Если он такой умный, почему он такой мертвый
Шрифт:
После утреннего расширенного совещания, где перед сотрудниками были поставлены конкретные задачи в свете последних трагических событий у бухты Янтарная, я прибыл в кабинет полковника Петренко.
– Ну как Синельников, обживаешься?
– поинтересовался он.
– Купался в море? Море у нас хорошее.
– Степан Викторович, - кивнул головой.
– Разрешите по делу в бухте Янтарная?
– А ты в группе Деревянко?
– Нет, но...
– Капитан, у нас каждый занимается своим делом, - назидательно проговорил Петренко.
– Простите, - развел руками.
– Одного моего подследственного освободили по прокурорскому распоряжению, а второго удавили в больничном изоляторе. Так что я временно безработный. Полковник удивился: как это освободили и кого, как это удавили и кого? Я доложил. Степан Викторович крякнул и потянулся к телефону, потом остановил руку: - Милькина, говоришь? Эта сучья ментовка может испортить воздух. И портит.
– Тогда вообще зачем взяли ее внука?
– У него на лбу намарано, что внучек?
– с раздражением проговорил Петренко и, маясь, признался в том, что отношения между ментами и контрразведчиками далеки от идеальных.
– Война местного значения, - вздохнул.
– Ты пока не встревай, Вячеслав Иванович, держи нейтралитет.
– Держу, - сказал правду.
– И хочу только помочь своим.
– Ну валяй, репей, - обреченно
Я доложил свое понимание последних событий, а точнее о том, что имеются серьезные подозрения об устранении гражданки Шкурко, которую, как я уже выяснил, в городе не встречали почти уже сутки: ни хозяйка сдаваемой квартиры, где проживал Суховей с молодой любовницей, ни мать потерпевшей...
– Загуляла молодая где-то?
– Степан Викторович, такие гуляют - небесам тошно.
– Всех проверил, значит?
– Так точно.
– Вот такая вот история, - задумался полковник.
– Все бы ничего, да Татарчук в ней каким-то припеком, - и решился.
– Ну хорошо, - и вызвал капитана Черныха, от коего тянуло забористым перегаром самогона, настенного, по-видимому, на моче местного молочного поросенка.
– Ты, Евгений, закусывай, - поморщился полковник.
– Не люблю я этого дела, знаешь.
– Так это... день рождения тещи, - признался офицер, стараясь дышать в открытое окно, где плескался васильковый лоскут моря.

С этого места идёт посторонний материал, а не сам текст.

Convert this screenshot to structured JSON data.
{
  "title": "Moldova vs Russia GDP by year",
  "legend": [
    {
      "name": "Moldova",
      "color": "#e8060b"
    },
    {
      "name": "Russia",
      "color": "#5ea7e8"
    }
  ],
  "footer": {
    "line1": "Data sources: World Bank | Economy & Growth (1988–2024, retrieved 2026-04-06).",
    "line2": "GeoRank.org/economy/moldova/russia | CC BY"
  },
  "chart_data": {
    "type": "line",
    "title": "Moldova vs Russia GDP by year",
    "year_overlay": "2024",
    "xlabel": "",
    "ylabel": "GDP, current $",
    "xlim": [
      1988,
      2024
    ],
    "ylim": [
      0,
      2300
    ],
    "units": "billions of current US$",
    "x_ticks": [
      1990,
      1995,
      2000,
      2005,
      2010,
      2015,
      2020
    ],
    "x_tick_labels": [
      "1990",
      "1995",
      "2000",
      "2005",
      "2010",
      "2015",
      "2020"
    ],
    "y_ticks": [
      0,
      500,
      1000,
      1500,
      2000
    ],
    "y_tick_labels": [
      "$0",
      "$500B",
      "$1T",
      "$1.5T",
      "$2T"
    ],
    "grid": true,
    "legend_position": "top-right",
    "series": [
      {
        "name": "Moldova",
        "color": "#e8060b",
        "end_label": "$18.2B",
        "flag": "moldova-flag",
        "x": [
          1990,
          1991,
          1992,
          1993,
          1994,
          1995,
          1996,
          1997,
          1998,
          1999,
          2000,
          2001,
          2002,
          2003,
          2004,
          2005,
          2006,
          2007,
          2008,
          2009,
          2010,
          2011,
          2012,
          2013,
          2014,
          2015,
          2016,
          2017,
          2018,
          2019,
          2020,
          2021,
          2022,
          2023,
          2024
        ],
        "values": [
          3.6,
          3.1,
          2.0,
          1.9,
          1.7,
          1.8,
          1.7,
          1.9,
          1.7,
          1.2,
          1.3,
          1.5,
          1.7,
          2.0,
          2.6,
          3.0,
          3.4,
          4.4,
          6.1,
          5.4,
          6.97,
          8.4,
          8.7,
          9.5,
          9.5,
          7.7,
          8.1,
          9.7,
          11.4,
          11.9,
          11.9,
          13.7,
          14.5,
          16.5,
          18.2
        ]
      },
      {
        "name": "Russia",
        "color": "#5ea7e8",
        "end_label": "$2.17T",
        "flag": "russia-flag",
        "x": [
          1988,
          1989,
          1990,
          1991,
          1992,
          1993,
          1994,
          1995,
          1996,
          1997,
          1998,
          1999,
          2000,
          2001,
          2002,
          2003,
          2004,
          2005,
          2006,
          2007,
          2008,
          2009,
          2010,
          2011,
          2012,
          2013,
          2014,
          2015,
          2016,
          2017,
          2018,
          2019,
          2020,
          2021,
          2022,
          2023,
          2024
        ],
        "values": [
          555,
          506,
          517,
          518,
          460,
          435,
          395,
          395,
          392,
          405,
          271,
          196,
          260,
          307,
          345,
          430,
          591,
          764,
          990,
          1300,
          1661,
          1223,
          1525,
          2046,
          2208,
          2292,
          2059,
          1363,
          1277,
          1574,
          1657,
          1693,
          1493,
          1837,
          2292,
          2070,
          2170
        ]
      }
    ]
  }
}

– Так у вас же война ни на живот, насмерть?
– удивился Петренко.
– Степан Викторович, у нас перемирие на этот день, - развел руками любящий "сын". Я передернул плечами: черт знает что; если агент ЦРУ слушает наш столь содержательный разговор, точно решит, что готовится заговор против его горячо любимой и чрезмерно патриотической родины. Наконец полковник перешел к сути проблемы: у капитана Синельникова есть версия последних трагических событий, ему нужно помочь машиной и людьми. Узнав в чем дело, тещин любимчик крепко задумался: - Без армии тридцать км. по горам будем ходить три дня. А у них вертушка?
– Ну и организуй полет, Евгений, - поморщился полковник.
– Ты это умеешь делать, массовик-затейник. Пикнички там всякие на лоне природе.
– Без горючки армия не полетит, - капитан выразительно щелкнул себя по плохо выбритой шее.
– Степан Викторович, ну вы же знаете?
– Обратись к Чубчикову, - страдал начальник отдела по борьбе с организованной преступностью.
– Так он не даст, - и посчитал нужным сообщить мне.
– Известный наш жмотюк.
– Черных, ты это... поаккуратнее с характеристиками, - предупредил Петренко.
– Сам знаешь: городской бюджет трещит по швам.
– И не только городской, - посчитал нужным уточнить вольнолюбивый офицер.
– Идите-идите с глаз моих, - огорчился начальник.
– Я Чубчикову позвоню.
– Я же для дела, Степан Викторович, - каялся капитан, выходя вместе со мной из кабинета. И объяснился в коридоре.
– А я что? Знаешь, не подмажешь, не взлетишь. А ежели официально, в сто раз дороже, я тебе толкую.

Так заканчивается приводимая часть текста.